“When I was a kid, I used to walk to school three miles, in the snow, barefoot, uphill, both ways!” – the old adage used to minimize the challenges of young people and yearn for a nostalgia gone by. When I was young, I heard multiple versions of this story from adults around me. Like a broken record or playlist mistakenly on repeat, each time I heard it I remember thinking to myself, “Is it really that different?”.
I share this with you because lately, I have found myself making similar comparisons between Berwick students’ education and my own experiences growing up. I imagine this is an occupational hazard of employment in a school or a sign of my own advancing in years – hopefully the former rather than the latter.
I have to admit my vague recollection of high school history classes included hardcover textbooks, biographies of political leaders on transparencies, having to quickly recall major events and dates, and notetaking off the chalkboard with only the sight of the teachers back for almost the entirety of class, “Bueller…Bueller...Bueller.”

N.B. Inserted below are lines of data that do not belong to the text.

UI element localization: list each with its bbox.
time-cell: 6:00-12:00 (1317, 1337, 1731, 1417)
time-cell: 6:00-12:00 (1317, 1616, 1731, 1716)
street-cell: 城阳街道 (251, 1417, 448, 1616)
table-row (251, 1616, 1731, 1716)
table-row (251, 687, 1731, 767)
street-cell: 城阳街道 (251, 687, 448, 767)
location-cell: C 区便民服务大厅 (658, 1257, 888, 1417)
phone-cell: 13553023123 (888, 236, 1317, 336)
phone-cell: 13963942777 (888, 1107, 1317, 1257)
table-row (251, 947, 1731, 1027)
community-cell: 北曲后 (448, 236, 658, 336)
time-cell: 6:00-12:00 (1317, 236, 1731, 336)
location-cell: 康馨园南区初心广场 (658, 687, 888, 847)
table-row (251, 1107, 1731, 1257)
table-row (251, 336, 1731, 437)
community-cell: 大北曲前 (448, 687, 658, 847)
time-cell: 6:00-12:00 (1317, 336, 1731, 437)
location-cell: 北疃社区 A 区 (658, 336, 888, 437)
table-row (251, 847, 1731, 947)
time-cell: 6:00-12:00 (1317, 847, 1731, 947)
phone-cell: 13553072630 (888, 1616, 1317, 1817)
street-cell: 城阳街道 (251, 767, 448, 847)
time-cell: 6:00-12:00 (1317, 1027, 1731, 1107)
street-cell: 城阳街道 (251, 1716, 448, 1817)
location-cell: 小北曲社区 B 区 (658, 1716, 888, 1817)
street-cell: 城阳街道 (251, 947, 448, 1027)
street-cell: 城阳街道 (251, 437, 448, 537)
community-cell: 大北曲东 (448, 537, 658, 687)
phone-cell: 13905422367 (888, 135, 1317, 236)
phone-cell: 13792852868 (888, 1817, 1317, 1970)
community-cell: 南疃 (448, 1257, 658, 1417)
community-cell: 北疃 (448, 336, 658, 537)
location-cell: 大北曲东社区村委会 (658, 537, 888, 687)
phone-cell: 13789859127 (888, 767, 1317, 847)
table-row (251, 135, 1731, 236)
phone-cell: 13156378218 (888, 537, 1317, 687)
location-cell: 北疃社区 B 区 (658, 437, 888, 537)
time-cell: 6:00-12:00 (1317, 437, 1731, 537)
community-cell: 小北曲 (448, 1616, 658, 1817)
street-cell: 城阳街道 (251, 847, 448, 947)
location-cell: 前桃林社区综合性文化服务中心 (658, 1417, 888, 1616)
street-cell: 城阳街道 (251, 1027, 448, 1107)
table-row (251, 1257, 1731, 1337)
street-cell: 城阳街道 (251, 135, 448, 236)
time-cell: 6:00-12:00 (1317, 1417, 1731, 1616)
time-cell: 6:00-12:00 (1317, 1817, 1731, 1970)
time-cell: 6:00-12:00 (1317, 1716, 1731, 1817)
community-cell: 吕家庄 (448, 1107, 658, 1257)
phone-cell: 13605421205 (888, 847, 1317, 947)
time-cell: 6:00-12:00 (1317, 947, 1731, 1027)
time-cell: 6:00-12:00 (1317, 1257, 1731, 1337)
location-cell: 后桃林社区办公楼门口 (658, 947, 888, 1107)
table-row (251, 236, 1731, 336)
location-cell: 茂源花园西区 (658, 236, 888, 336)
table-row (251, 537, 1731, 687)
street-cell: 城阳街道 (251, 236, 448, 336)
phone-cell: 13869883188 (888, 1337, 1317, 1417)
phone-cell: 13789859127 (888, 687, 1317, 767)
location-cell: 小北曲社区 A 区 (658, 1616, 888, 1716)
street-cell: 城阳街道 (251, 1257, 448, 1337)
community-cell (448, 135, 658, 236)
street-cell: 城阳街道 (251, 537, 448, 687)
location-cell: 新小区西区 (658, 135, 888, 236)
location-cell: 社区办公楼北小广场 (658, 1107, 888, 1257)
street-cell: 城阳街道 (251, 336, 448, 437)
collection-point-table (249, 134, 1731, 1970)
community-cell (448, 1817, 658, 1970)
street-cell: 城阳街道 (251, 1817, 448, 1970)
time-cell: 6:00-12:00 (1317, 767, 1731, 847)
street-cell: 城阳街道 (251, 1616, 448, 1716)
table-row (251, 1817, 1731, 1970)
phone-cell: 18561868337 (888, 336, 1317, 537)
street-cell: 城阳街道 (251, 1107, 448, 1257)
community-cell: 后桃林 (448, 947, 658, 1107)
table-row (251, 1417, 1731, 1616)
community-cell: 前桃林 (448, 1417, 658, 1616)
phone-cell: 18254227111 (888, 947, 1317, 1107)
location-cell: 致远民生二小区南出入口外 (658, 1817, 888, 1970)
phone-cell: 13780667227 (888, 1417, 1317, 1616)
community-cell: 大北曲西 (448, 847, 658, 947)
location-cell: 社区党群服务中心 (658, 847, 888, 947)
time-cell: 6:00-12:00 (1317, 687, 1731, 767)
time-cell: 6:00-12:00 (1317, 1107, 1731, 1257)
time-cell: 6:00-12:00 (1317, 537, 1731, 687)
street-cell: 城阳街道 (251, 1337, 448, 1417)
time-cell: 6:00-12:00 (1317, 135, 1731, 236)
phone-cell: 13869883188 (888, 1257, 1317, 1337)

As a number of folks may know, I have had the good fortune of co-teaching an Upper School history elective with my friend and colleague from the department, Lucy Pollard. Mind you, I loosely use the term “co-teaching” as she is clearly the “brains” behind the operation.
The class, SOCIAL CHANGE IN AMERICA: Identity and Social Change Movements in America 1900 – Today, explores how different identity markers such as race, religion, class, gender, sexual orientation, etc., divide and have divided society, shaping the course of American history. Students are examining corresponding social change movements that have attempted to diminish these divides and empower oppressed groups. They are learning and practicing the skills needed to launch successful advocacy campaigns.
Topics covered include the Chinese Exclusion Act of 1882, ACT UP (the AIDS Coalition to Unleash Power) and their work to raise consciousness on HIV and AIDS in the 80s and 90s, social movements focusing on coal mining in Appalachia, and the opioid crisis which has captured our nation’s attention as of late.
Each topic came with informational slide decks, documentaries, and assignments/group projects meant to deepen the learning of each topic. It was truly fascinating to see students’ reactions to the original rendition of the song “Seasons of Love” from the Broadway musical Rent – I imagine for some, their first exposure to the hit song may have been its reprisal on Glee.
Most recently after an exploration of the history of the opioid crisis and its national, as well as local impact here in New England, students created policy memos meant to be sent to policy makers that advocated for an intervention of their choice. Students directed this phase of learning by researching everything from border security, drug prevention and intervention, and ways that physicians and pharmaceuticals can make a difference.
We are currently in the final assignment where we’ve asked students to choose a contemporary social movement, evaluate it based on in-class criteria, and create a plan of action to raise awareness and create movement amongst their peers at Berwick. Students have selected topics ranging from gun control, school safety, female representation in STEM fields, head injuries in athletics, and decreased screen time. Each student will submit their research, hand in a memo detailing their plan of action, and orally present their material before the class.
As we approach the end of the trimester, Lucy and I will certainly be reviewing and refining the scope and sequence of the class and will undoubtedly make changes based on observations and student feedback. I have learned a great deal from my co-teacher, but also quite a bit from the students of the class due to their meaningful choices on research and project topics.
So yes, today’s classroom can really be that different; a mutual learning environment less fixated on content and more so on skills and where the focus of the classroom may shift frequently based on student curiosity – certainly not my father’s classroom, nor was it mine.